Yeah, I have no clue what those are either, nor what precisely they do for tire longevity and performance.  But what is known is that those particular chemicals are toxic to mammals. You know, what we humans also are.  In studies on rodents, they have found that these additives lead to decreased fertility in males and have neurotoxic and neuroinflammatory effects. They haven't been studied for their effects on humans yet. After all, who would volunteer? "Hey guys, we know these things are poisonous to rats, but who wants to give them a try and report back what your symptoms are?"

Ri-i-i-ight. Remember they haven't been studied in humans on purpose. But the thing is, humans have been eating them. In Switzerland they've started studying them, finding them in the food supply - and in the air - and in the water, including high mountain lakes.

Go back to the tires and that inconvenient part about them needing to be replaced. The rubber wears off in microscopic bits with use. It gets in the air, on the ground, in the water. It lands on fruits and vegetables, gets taken up in plant roots, gets inhaled by whatever breathes. They're even in pristine (?) mountain lakes and rivers. They're everywhere.

Yummy!

Now alerted, while scientists have commenced to study how it's affecting us - though I'd imagine the first hurdle is separating out those rare people who may not have been exposed, off in some isolated corner of the world where tires are not used - we have to start thinking about how to minimize exposure. One way might be to no longer put those chemicals in rubber, but what happens to our tires then? Will they start falling apart on us? And under what conditions?

We could stop driving as a species. Uhh, camels, anybody? Horses and wooden-wheeled buggies? Lay rail everywhere and we have to walk all those places not on the lines? Sure, you bet, right away. It  could be great for the environment too,  but it just won't happen.

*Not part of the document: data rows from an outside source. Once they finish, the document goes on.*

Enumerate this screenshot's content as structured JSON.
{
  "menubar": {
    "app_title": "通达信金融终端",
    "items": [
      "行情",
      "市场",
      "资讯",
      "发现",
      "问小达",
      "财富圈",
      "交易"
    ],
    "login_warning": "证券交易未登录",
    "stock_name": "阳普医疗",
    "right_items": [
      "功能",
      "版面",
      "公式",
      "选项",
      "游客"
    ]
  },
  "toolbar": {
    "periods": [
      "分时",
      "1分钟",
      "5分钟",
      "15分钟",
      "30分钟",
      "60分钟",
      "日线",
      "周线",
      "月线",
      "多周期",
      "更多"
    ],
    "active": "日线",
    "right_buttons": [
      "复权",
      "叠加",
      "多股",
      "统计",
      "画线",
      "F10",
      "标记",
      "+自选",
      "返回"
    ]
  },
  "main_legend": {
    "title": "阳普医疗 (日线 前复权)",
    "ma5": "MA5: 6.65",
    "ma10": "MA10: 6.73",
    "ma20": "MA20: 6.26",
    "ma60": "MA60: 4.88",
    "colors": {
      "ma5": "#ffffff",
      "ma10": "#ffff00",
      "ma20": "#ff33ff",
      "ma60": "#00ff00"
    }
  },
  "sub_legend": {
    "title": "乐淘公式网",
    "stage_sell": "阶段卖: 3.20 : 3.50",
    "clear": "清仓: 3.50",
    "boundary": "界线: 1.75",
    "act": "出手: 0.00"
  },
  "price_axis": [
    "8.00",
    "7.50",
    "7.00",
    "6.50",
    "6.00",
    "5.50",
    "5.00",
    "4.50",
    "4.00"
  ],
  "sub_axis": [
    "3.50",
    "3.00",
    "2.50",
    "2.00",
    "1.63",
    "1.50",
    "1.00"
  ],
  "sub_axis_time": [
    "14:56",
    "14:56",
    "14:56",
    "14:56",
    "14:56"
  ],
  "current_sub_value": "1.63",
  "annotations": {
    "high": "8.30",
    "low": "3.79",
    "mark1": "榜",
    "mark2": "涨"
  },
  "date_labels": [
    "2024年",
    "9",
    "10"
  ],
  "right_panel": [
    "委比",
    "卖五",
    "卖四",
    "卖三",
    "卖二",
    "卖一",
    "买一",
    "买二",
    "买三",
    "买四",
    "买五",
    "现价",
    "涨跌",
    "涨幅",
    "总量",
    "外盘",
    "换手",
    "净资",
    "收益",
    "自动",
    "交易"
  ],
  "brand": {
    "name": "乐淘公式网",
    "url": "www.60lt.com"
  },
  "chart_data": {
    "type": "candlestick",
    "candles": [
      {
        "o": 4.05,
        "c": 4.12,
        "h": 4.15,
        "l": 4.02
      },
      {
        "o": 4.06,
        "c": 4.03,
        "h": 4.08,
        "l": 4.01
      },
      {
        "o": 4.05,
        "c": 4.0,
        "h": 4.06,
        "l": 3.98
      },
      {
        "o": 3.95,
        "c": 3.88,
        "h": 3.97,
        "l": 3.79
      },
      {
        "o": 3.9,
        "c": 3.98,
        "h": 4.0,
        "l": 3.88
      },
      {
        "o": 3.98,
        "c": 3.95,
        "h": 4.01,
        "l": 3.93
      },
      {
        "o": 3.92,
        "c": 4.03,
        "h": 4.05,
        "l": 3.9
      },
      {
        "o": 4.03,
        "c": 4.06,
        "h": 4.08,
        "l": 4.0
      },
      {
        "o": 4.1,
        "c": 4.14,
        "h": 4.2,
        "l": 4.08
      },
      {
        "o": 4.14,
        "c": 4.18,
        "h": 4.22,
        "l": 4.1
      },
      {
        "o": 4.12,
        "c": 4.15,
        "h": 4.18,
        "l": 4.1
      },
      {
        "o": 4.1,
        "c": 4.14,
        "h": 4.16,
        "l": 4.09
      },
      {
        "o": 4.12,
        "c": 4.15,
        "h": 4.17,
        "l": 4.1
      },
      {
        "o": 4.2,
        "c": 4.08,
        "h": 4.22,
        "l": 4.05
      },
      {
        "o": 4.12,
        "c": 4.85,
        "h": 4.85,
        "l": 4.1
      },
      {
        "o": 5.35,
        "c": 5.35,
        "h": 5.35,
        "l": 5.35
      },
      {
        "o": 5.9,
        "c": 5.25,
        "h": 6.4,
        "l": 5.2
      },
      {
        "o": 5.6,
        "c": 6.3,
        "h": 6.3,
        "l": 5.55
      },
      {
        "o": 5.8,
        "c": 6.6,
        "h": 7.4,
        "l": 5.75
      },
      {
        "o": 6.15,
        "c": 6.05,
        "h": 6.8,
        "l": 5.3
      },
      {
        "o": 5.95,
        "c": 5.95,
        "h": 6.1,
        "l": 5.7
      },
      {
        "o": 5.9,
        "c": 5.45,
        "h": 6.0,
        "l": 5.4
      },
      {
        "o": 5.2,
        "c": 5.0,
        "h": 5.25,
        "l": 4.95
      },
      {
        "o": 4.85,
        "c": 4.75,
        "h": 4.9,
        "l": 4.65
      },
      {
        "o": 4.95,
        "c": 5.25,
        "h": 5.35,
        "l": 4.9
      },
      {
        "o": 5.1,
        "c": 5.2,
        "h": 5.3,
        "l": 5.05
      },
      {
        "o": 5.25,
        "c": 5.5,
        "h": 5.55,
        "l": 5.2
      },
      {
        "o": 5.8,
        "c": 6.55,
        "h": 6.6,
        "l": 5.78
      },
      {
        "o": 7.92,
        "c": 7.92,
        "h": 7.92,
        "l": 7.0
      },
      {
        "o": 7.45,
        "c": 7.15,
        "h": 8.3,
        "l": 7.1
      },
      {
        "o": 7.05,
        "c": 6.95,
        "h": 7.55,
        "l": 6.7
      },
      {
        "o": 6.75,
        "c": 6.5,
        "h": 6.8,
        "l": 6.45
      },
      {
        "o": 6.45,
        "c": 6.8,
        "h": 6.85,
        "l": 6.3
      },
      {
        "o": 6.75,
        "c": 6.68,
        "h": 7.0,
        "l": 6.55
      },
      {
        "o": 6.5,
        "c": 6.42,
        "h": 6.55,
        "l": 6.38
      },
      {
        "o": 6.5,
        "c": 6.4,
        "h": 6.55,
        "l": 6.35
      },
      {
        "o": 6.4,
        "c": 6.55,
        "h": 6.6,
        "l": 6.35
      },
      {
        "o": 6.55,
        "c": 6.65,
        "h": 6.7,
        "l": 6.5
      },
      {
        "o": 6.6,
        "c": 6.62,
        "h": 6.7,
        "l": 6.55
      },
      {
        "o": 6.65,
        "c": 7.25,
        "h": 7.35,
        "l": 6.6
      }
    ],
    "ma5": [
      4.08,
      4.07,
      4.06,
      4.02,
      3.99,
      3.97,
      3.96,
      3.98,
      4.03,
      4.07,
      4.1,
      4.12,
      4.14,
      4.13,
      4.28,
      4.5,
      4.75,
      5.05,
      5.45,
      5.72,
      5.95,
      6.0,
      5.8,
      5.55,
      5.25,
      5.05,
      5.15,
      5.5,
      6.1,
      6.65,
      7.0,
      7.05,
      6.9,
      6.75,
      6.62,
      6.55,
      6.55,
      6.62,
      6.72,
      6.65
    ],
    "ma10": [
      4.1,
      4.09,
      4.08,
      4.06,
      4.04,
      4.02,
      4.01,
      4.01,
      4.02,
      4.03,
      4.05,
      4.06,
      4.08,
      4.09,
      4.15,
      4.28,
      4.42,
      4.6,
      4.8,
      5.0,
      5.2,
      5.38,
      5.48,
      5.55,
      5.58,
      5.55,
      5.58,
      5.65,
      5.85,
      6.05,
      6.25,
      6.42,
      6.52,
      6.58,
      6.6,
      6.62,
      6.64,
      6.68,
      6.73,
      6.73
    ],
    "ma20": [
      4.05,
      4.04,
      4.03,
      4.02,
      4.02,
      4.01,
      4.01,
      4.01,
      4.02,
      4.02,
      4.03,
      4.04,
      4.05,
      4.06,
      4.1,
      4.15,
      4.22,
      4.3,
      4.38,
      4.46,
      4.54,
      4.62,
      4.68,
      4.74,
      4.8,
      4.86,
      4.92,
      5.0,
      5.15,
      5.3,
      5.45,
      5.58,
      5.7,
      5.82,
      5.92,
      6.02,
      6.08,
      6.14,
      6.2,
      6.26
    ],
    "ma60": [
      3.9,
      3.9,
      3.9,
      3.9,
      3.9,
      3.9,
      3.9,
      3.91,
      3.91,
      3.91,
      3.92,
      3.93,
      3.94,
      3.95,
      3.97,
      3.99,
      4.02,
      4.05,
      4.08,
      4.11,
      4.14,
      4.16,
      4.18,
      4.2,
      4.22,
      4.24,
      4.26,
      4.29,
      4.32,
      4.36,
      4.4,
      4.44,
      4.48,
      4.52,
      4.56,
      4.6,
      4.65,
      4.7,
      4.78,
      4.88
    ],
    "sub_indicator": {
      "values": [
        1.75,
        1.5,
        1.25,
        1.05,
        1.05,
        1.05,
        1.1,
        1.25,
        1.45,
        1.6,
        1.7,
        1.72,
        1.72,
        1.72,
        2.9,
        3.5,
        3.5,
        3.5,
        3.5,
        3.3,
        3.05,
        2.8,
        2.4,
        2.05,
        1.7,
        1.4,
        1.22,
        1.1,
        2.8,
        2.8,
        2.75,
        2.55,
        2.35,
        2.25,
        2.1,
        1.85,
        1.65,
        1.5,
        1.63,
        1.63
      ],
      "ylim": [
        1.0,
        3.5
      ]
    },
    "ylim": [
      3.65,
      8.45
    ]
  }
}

Those of us who don't bother to wash off our produce will have to start since the chemicals have been found on them. But as they're already in many of them it's only a tiny partial solution.

We could change our driving habits immediately, not by totally quitting but by doing it in a more tire friendly way. Fast starts and stops just make it worse. Ever heard the expression "lay rubber"? It's literal. You've seen the black streaks on the road. People get impatient, even angry, or their minds wander and they're surprised by that sudden reason to stop immediately running out right in front of the car. So we need to do better by giving ourselves more time to get where we're going, and consistently paying attention to all around us. (Put the damn phones down!)

Those are the kinds of things we could choose to do just for ourselves, and get twice the benefit from doing so. Meanwhile, it's a good thing that somebody's scientists are studying the problems to find out how much harm all that rubber is doing inside us. Our country's scientists won't be, or not soon.

But it's a pretty good bet we all are breathing, eating, and drinking rubber tires.

I'll take mine ala-mode please. How about a sprinkle of cinnamon?